It would be quite an odd state of affairs if a ‘useable’ port area ( and before any actual docks were constructed, King John and the new town of Liverpool certainly found ‘the pool’ quite useable for several hundred years) wasn’t ever utilised by sailors who might know the coast well. Second, and I’m aware I am jumping ahead of myself here, but just how established was Merseyside in this period of time around the first and sixth centuries? I’ll look at the Domesday Book in a few hundred years and words’ time, but consider for a moment how relatively little the landscape and settlements would actually have changed in the five hundred years between this point and the Norman invasion? The trade centres at Warrington, Chester and Runcorn continued to be pivot points for travellers and merchants, and there is no reason to suspect that any settlements in the relatively less important Mersey north coast would have changed much either.
Modern roads often follow the track of Roman ( and older) tracks, and while we can see the evolution of changing place names to reflect anglo-saxon and viking ownership around the years 600AD – 900AD, some of the names and features continue unaltered. Stay with me, I’ll get to a point soon I swear.
This part of South Lancashire was then a mixture of heavy forest, bog and heath with relatively few naturally farmable areas in the Merseyside region. So if a place was suitable for occupation and was settled, it would likely stay settled.
Four areas are of particular interest in this respect.
1 - In old English, ‘Low’ usually refers to a burial mound or burial site, and Low Hill and Brown Low are both mentioned in the eleventh century as landmarks, presumable noting burial mounds which were ancient even then. So the likelihood is that these place existed several hundred years earlier too.
2- Toxteth ( Stochestede in the Domesday book), according to the usually fairly reliable historian Picton refers to a wooden stockade or wood built settlement. So an enclosed settlement was well established prior to 1066. As we’ve established, this area had fuel, water, access to the river and later became royal hunting grounds, so was suitable for wild animals. I’d suggest it had therefore been settled much earlier.
3-The name of Wavertree (Woertreo) derives from the enclosure or edge of trees. As with Toxteth.
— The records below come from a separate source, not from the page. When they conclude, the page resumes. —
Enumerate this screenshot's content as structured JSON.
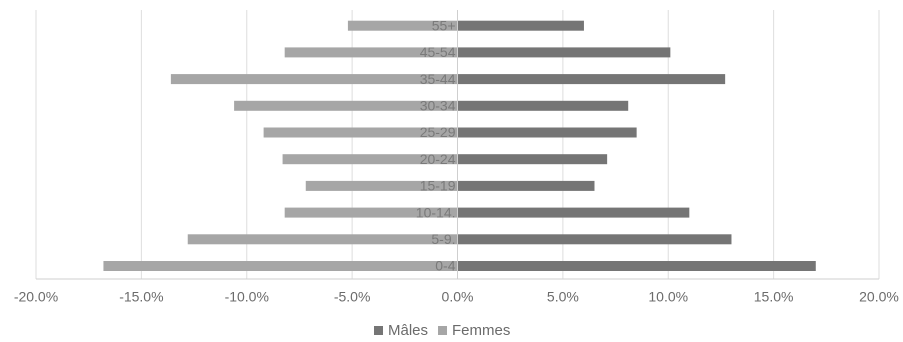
{
  "chart_data": {
    "type": "bar",
    "orientation": "horizontal",
    "title": "",
    "xlabel": "",
    "ylabel": "",
    "categories": [
      "0-4",
      "5-9.",
      "10-14.",
      "15-19",
      "20-24",
      "25-29",
      "30-34",
      "35-44",
      "45-54",
      "55+"
    ],
    "series": [
      {
        "name": "Mâles",
        "color": "#757575",
        "values": [
          17.0,
          13.0,
          11.0,
          6.5,
          7.1,
          8.5,
          8.1,
          12.7,
          10.1,
          6.0
        ]
      },
      {
        "name": "Femmes",
        "color": "#a6a6a6",
        "values": [
          -16.8,
          -12.8,
          -8.2,
          -7.2,
          -8.3,
          -9.2,
          -10.6,
          -13.6,
          -8.2,
          -5.2
        ]
      }
    ],
    "xlim": [
      -20,
      20
    ],
    "xticks": [
      -20,
      -15,
      -10,
      -5,
      0,
      5,
      10,
      15,
      20
    ],
    "xtick_labels": [
      "-20.0%",
      "-15.0%",
      "-10.0%",
      "-5.0%",
      "0.0%",
      "5.0%",
      "10.0%",
      "15.0%",
      "20.0%"
    ],
    "grid": true,
    "legend_position": "bottom"
  }
}
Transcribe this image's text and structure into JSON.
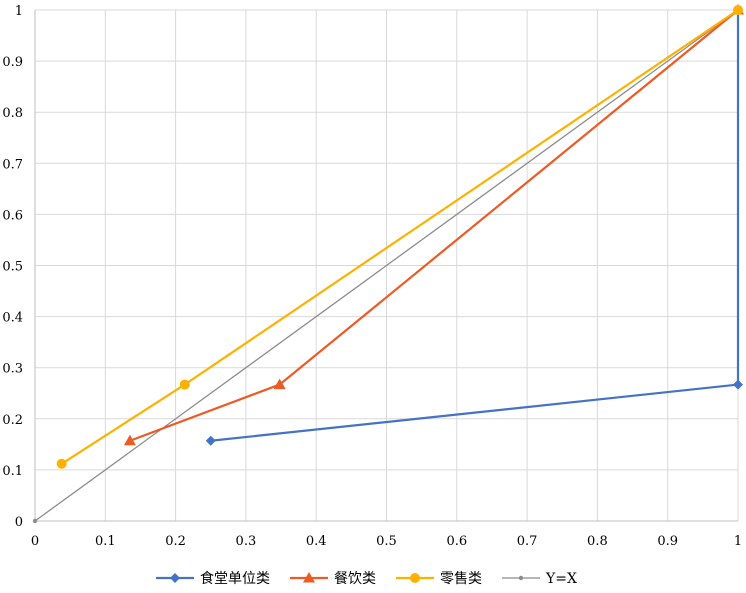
{
  "chart_data": {
    "type": "scatter",
    "title": "",
    "xlabel": "",
    "ylabel": "",
    "xlim": [
      0,
      1
    ],
    "ylim": [
      0,
      1
    ],
    "x_ticks": [
      "0",
      "0.1",
      "0.2",
      "0.3",
      "0.4",
      "0.5",
      "0.6",
      "0.7",
      "0.8",
      "0.9",
      "1"
    ],
    "y_ticks": [
      "0",
      "0.1",
      "0.2",
      "0.3",
      "0.4",
      "0.5",
      "0.6",
      "0.7",
      "0.8",
      "0.9",
      "1"
    ],
    "grid": true,
    "legend_position": "bottom",
    "series": [
      {
        "name": "食堂单位类",
        "color": "#4472C4",
        "marker": "diamond",
        "points": [
          [
            0.25,
            0.157
          ],
          [
            1.0,
            0.267
          ],
          [
            1.0,
            1.0
          ]
        ]
      },
      {
        "name": "餐饮类",
        "color": "#ED5A24",
        "marker": "triangle",
        "points": [
          [
            0.135,
            0.157
          ],
          [
            0.348,
            0.267
          ],
          [
            1.0,
            1.0
          ]
        ]
      },
      {
        "name": "零售类",
        "color": "#FFB100",
        "marker": "circle",
        "points": [
          [
            0.038,
            0.112
          ],
          [
            0.213,
            0.267
          ],
          [
            1.0,
            1.0
          ]
        ]
      },
      {
        "name": "Y=X",
        "color": "#8C8C8C",
        "marker": "small-dot",
        "points": [
          [
            0,
            0
          ],
          [
            1,
            1
          ]
        ]
      }
    ]
  }
}
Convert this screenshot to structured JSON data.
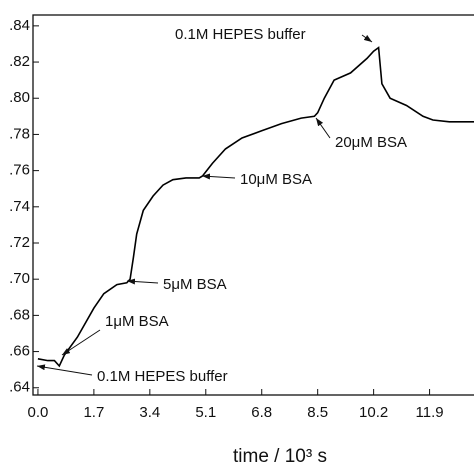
{
  "chart_data": {
    "type": "line",
    "xlabel": "time / 10³ s",
    "x": [
      0,
      0.3,
      0.5,
      0.65,
      0.8,
      1.2,
      1.7,
      2.0,
      2.4,
      2.7,
      2.8,
      2.9,
      3.0,
      3.2,
      3.5,
      3.8,
      4.1,
      4.5,
      4.9,
      5.0,
      5.3,
      5.7,
      6.2,
      6.8,
      7.4,
      8.0,
      8.4,
      8.5,
      8.7,
      9.0,
      9.5,
      10.0,
      10.2,
      10.35,
      10.45,
      10.7,
      11.2,
      11.7,
      12.0,
      12.5,
      13.3
    ],
    "series": [
      {
        "color": "#000000",
        "values": [
          0.656,
          0.655,
          0.655,
          0.652,
          0.658,
          0.668,
          0.684,
          0.692,
          0.697,
          0.698,
          0.7,
          0.712,
          0.725,
          0.738,
          0.746,
          0.752,
          0.755,
          0.756,
          0.756,
          0.757,
          0.764,
          0.772,
          0.778,
          0.782,
          0.786,
          0.789,
          0.79,
          0.792,
          0.8,
          0.81,
          0.814,
          0.822,
          0.826,
          0.828,
          0.808,
          0.8,
          0.796,
          0.79,
          0.788,
          0.787,
          0.787
        ]
      }
    ],
    "xlim": [
      -0.15,
      13.25
    ],
    "ylim": [
      0.636,
      0.846
    ],
    "xticks": [
      {
        "value": 0,
        "label": "0.0"
      },
      1.7,
      3.4,
      5.1,
      6.8,
      8.5,
      10.2,
      11.9
    ],
    "yticks": [
      {
        "value": 0.64,
        "label": ".64"
      },
      {
        "value": 0.66,
        "label": ".66"
      },
      {
        "value": 0.68,
        "label": ".68"
      },
      {
        "value": 0.7,
        "label": ".70"
      },
      {
        "value": 0.72,
        "label": ".72"
      },
      {
        "value": 0.74,
        "label": ".74"
      },
      {
        "value": 0.76,
        "label": ".76"
      },
      {
        "value": 0.78,
        "label": ".78"
      },
      {
        "value": 0.8,
        "label": ".80"
      },
      {
        "value": 0.82,
        "label": ".82"
      },
      {
        "value": 0.84,
        "label": ".84"
      }
    ],
    "annotations": [
      "0.1M HEPES buffer",
      "20μM BSA",
      "10μM BSA",
      "5μM BSA",
      "1μM BSA",
      "0.1M HEPES buffer"
    ]
  }
}
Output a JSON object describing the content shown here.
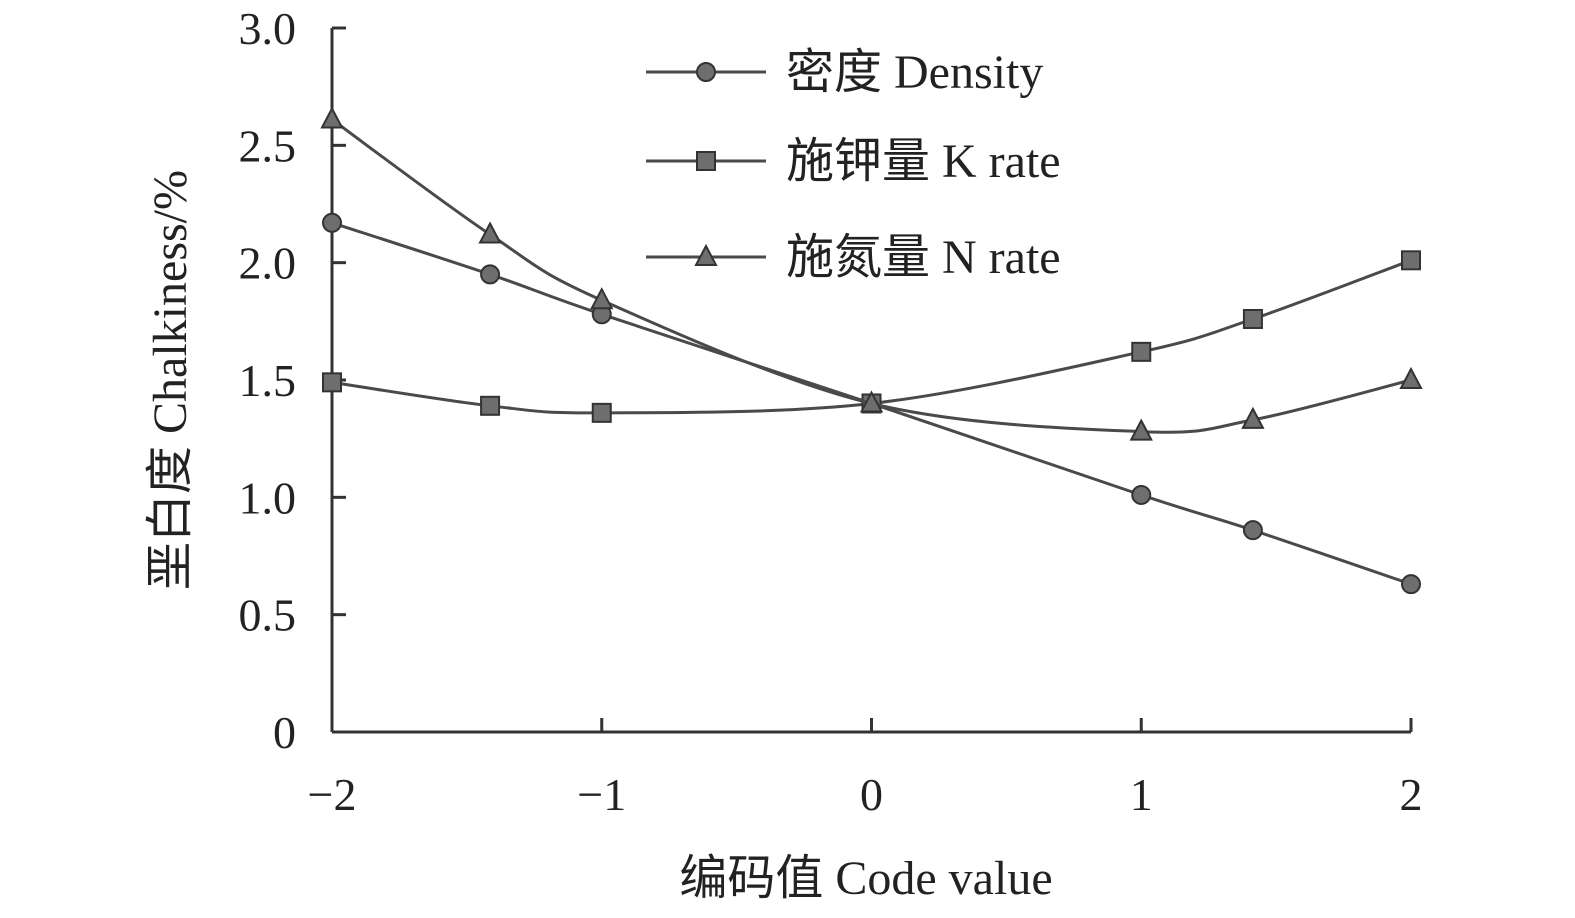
{
  "chart_data": {
    "type": "line",
    "xlabel": "编码值 Code value",
    "ylabel": "垩白度 Chalkiness/%",
    "xlim": [
      -2,
      2
    ],
    "ylim": [
      0,
      3.0
    ],
    "x_ticks": [
      -2,
      -1,
      0,
      1,
      2
    ],
    "x_tick_labels": [
      "−2",
      "−1",
      "0",
      "1",
      "2"
    ],
    "y_ticks": [
      0,
      0.5,
      1.0,
      1.5,
      2.0,
      2.5,
      3.0
    ],
    "y_tick_labels": [
      "0",
      "0.5",
      "1.0",
      "1.5",
      "2.0",
      "2.5",
      "3.0"
    ],
    "grid": false,
    "legend_position": "top-right",
    "series": [
      {
        "name": "密度 Density",
        "marker": "circle",
        "x": [
          -2,
          -1.414,
          -1,
          0,
          1,
          1.414,
          2
        ],
        "y": [
          2.17,
          1.95,
          1.78,
          1.4,
          1.01,
          0.86,
          0.63
        ]
      },
      {
        "name": "施钾量 K rate",
        "marker": "square",
        "x": [
          -2,
          -1.414,
          -1,
          0,
          1,
          1.414,
          2
        ],
        "y": [
          1.49,
          1.39,
          1.36,
          1.4,
          1.62,
          1.76,
          2.01
        ]
      },
      {
        "name": "施氮量 N rate",
        "marker": "triangle",
        "x": [
          -2,
          -1.414,
          -1,
          0,
          1,
          1.414,
          2
        ],
        "y": [
          2.61,
          2.12,
          1.84,
          1.4,
          1.28,
          1.33,
          1.5
        ]
      }
    ],
    "colors": {
      "line": "#4a4a4a",
      "marker_fill": "#6e6e6e",
      "marker_stroke": "#333333",
      "axis": "#333333",
      "text": "#222222"
    }
  }
}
4- Smithdown (the manor of Esmedun) is a well established place in 1066, bordering or a part of Toxteth Park. Two points in relation to Esmedun; First, the suffix ‘dun’ is scots gaelic for fort, and we think the occupants of the area of Lancashire from the fifth century spoke scots gaelic ( On a side note, the other contemporary name for Smithdown was Smeedun, which if you put on a dodgy French Norman accent of the 1066 invaders and say ‘this is Smeedun’, you get ‘this Esmedun’).
For background, the topography of 1066 gives us Low Hill in Kirkdale/Everton/West Derby above the later town. It then has a large marsh area (at that point West Derby fen, later the Mosslake or Turbary) with Smithdown Lane existing just above it as the first passable track on the high ground, east of the Wavertree forest, leading to the Manor of Smeedon somewhere around Lodge Lane. South-West we already have two settlement in the forested Toxteth Park.
My suggestion is therefore that the earliest settlers in this area would have identified the high ground, resources, and first traversable track along the coast ( with a view of whoever sailed up the river), and once they had settled, there is no reason for them to relocate. So while the first written records we have don’t exist until 1066, I’d hazard a guess that Toxteth, Wavertree, and Smithdown are far more ancient than that, and may even have existed in Roman times. With the odd roman coin and bronze age findings in the area it would seem to make sense. Just a thought though. I have no evidence for it.
I'll admit today is a bit stream on consciousness-ey ( the problem with pondering) so apologies if a bit hard to follow!